Noto el abismo rotando sobre mí.
El ojo de un huracán destroza en pedazos el poco caos que me quedaba en pie, mientras el mundo se desvanece en un agujero negro, para desaparecer, en un inmundo ombligo, cicatriz erótica del inicio del sufrimiento y recuerdo sangriento del primer trauma post-fetal.
Larvas blanquecinas y purulentas se alimentan de todo lo que veo, se lo comen por dentro y lo putrefactan, dejando tras de si un gelatinoso y ruidoso rastro.
La sensación de derrota invade cada milímetro de mi piel. Todo esta perdido, y se va por el retrete. No queda ninguna esperanza, ni ningún musculoso héroe de Hollywood para salvarnos con un tremendo armamento fálico.

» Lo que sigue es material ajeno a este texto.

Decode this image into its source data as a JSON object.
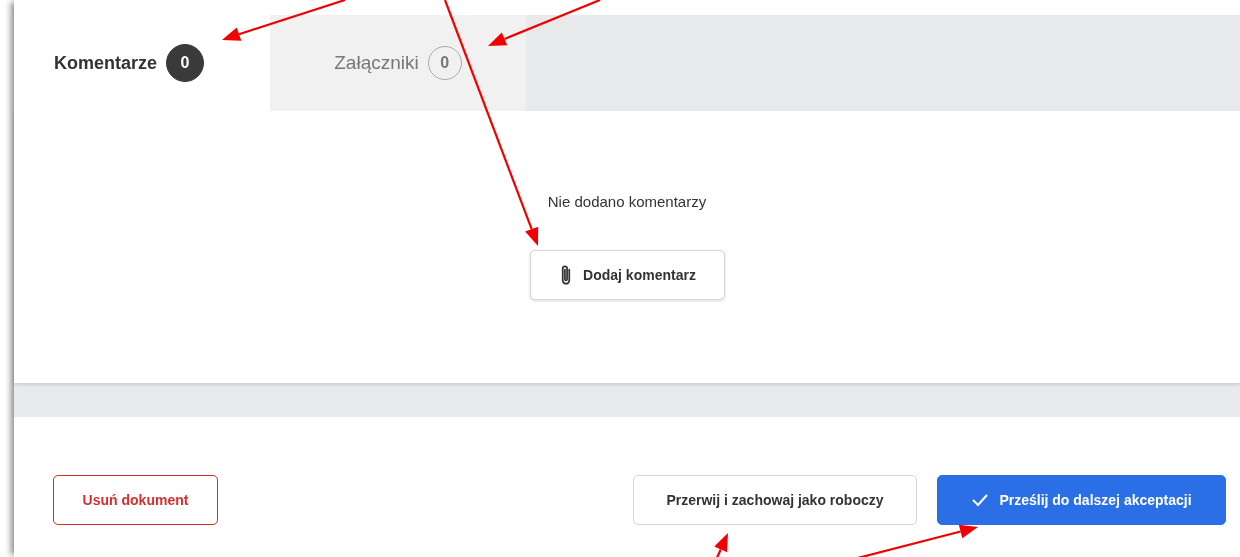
{
  "tabs": [
    {
      "label": "Komentarze",
      "count": "0",
      "selected": true
    },
    {
      "label": "Załączniki",
      "count": "0",
      "selected": false
    }
  ],
  "comments": {
    "empty_message": "Nie dodano komentarzy",
    "add_button": "Dodaj komentarz"
  },
  "footer": {
    "buttons": [
      {
        "kind": "danger",
        "label": "Usuń dokument"
      },
      {
        "kind": "secondary",
        "label": "Przerwij i zachowaj jako roboczy"
      },
      {
        "kind": "primary",
        "label": "Prześlij do dalszej akceptacji"
      }
    ]
  }
}
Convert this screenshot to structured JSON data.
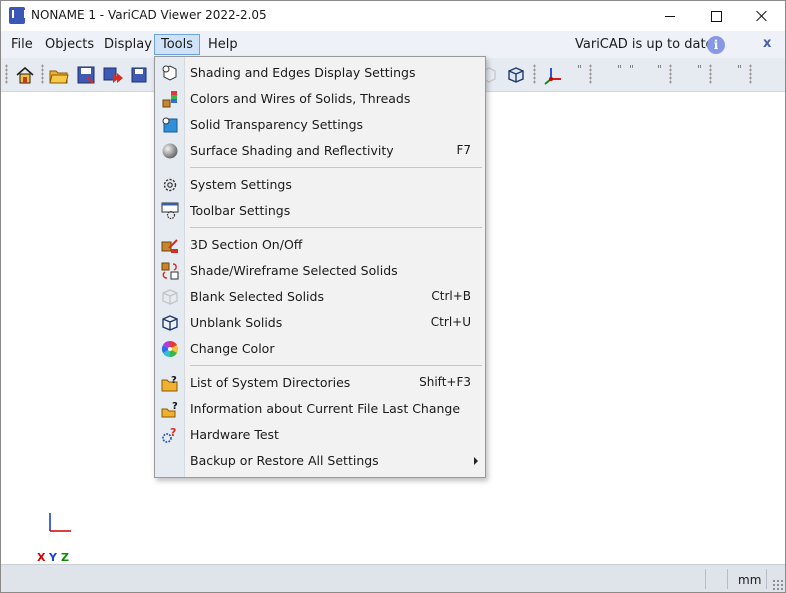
{
  "window": {
    "title": "NONAME 1 - VariCAD Viewer 2022-2.05"
  },
  "menubar": {
    "items": [
      {
        "label": "File"
      },
      {
        "label": "Objects"
      },
      {
        "label": "Display"
      },
      {
        "label": "Tools"
      },
      {
        "label": "Help"
      }
    ],
    "active": "Tools",
    "update_status": "VariCAD is up to date",
    "info_glyph": "i",
    "dismiss_glyph": "x"
  },
  "toolbar": {
    "ticks": [
      "\"",
      "\"",
      "\"",
      "\"",
      "\"",
      "\""
    ]
  },
  "tools_menu": {
    "items": [
      {
        "label": "Shading and Edges Display Settings",
        "shortcut": "",
        "icon": "shading-icon"
      },
      {
        "label": "Colors and Wires of Solids, Threads",
        "shortcut": "",
        "icon": "colors-icon"
      },
      {
        "label": "Solid Transparency Settings",
        "shortcut": "",
        "icon": "transparency-icon"
      },
      {
        "label": "Surface Shading and Reflectivity",
        "shortcut": "F7",
        "icon": "sphere-icon"
      },
      {
        "label": "System Settings",
        "shortcut": "",
        "icon": "gear-icon"
      },
      {
        "label": "Toolbar Settings",
        "shortcut": "",
        "icon": "toolbar-settings-icon"
      },
      {
        "label": "3D Section On/Off",
        "shortcut": "",
        "icon": "section-icon"
      },
      {
        "label": "Shade/Wireframe Selected Solids",
        "shortcut": "",
        "icon": "shade-wireframe-icon"
      },
      {
        "label": "Blank Selected Solids",
        "shortcut": "Ctrl+B",
        "icon": "blank-cube-icon"
      },
      {
        "label": "Unblank Solids",
        "shortcut": "Ctrl+U",
        "icon": "cube-icon"
      },
      {
        "label": "Change Color",
        "shortcut": "",
        "icon": "color-wheel-icon"
      },
      {
        "label": "List of System Directories",
        "shortcut": "Shift+F3",
        "icon": "folder-question-icon"
      },
      {
        "label": "Information about Current File Last Change",
        "shortcut": "",
        "icon": "folder-info-icon"
      },
      {
        "label": "Hardware Test",
        "shortcut": "",
        "icon": "hardware-test-icon"
      },
      {
        "label": "Backup or Restore All Settings",
        "shortcut": "",
        "icon": "backup-icon",
        "submenu": true
      }
    ]
  },
  "axes": {
    "x": "X",
    "y": "Y",
    "z": "Z",
    "x_color": "#d40000",
    "y_color": "#1a3fd4",
    "z_color": "#0a8a0a"
  },
  "statusbar": {
    "unit": "mm"
  },
  "colors": {
    "menu_highlight": "#cfe2f7",
    "menu_strip": "#e6ebf2",
    "info_badge": "#8799e6"
  }
}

Esta vez el enemigo no existe, nos carcome por dentro y vomita nuestros sesos porque le saben mal, no los puede digerir, pero sigue tragando y destrozando, consumido por sus propios actos y ansias, derrotado por el mono de la drogaina de la propia destrucción, llevado por un bulímico hambre insaciable.
Nos creemos invencibles y eternos, seres todopoderosos que llegaran al entendimiento infinito, pero no somos más que la metralla humeante de una explosión descomunal. El final del cuento se acerca y la nieve se refleja en nuestros ojos vítreos y vacíos al mirar en un espejo una imagen que nunca existió.
Dios nos abandono a nuestra suerte en un universo que se mueve lentamente hacia su propia muerte y colapso, mientras nosotros vagabundeamos entre sueños rotos, cucarachas y rancios olores de soledad. Y nuestra carne se pudre, y nuestros pensamientos fluyen hacia la nada y nuestra vida se apaga lentamente, mientras vemos el fuego arder en medio de la oscuridad que nos rodea, y de la que nunca lograremos salir. Mientras nuestra carne sigue pudriéndose como se pudría antes.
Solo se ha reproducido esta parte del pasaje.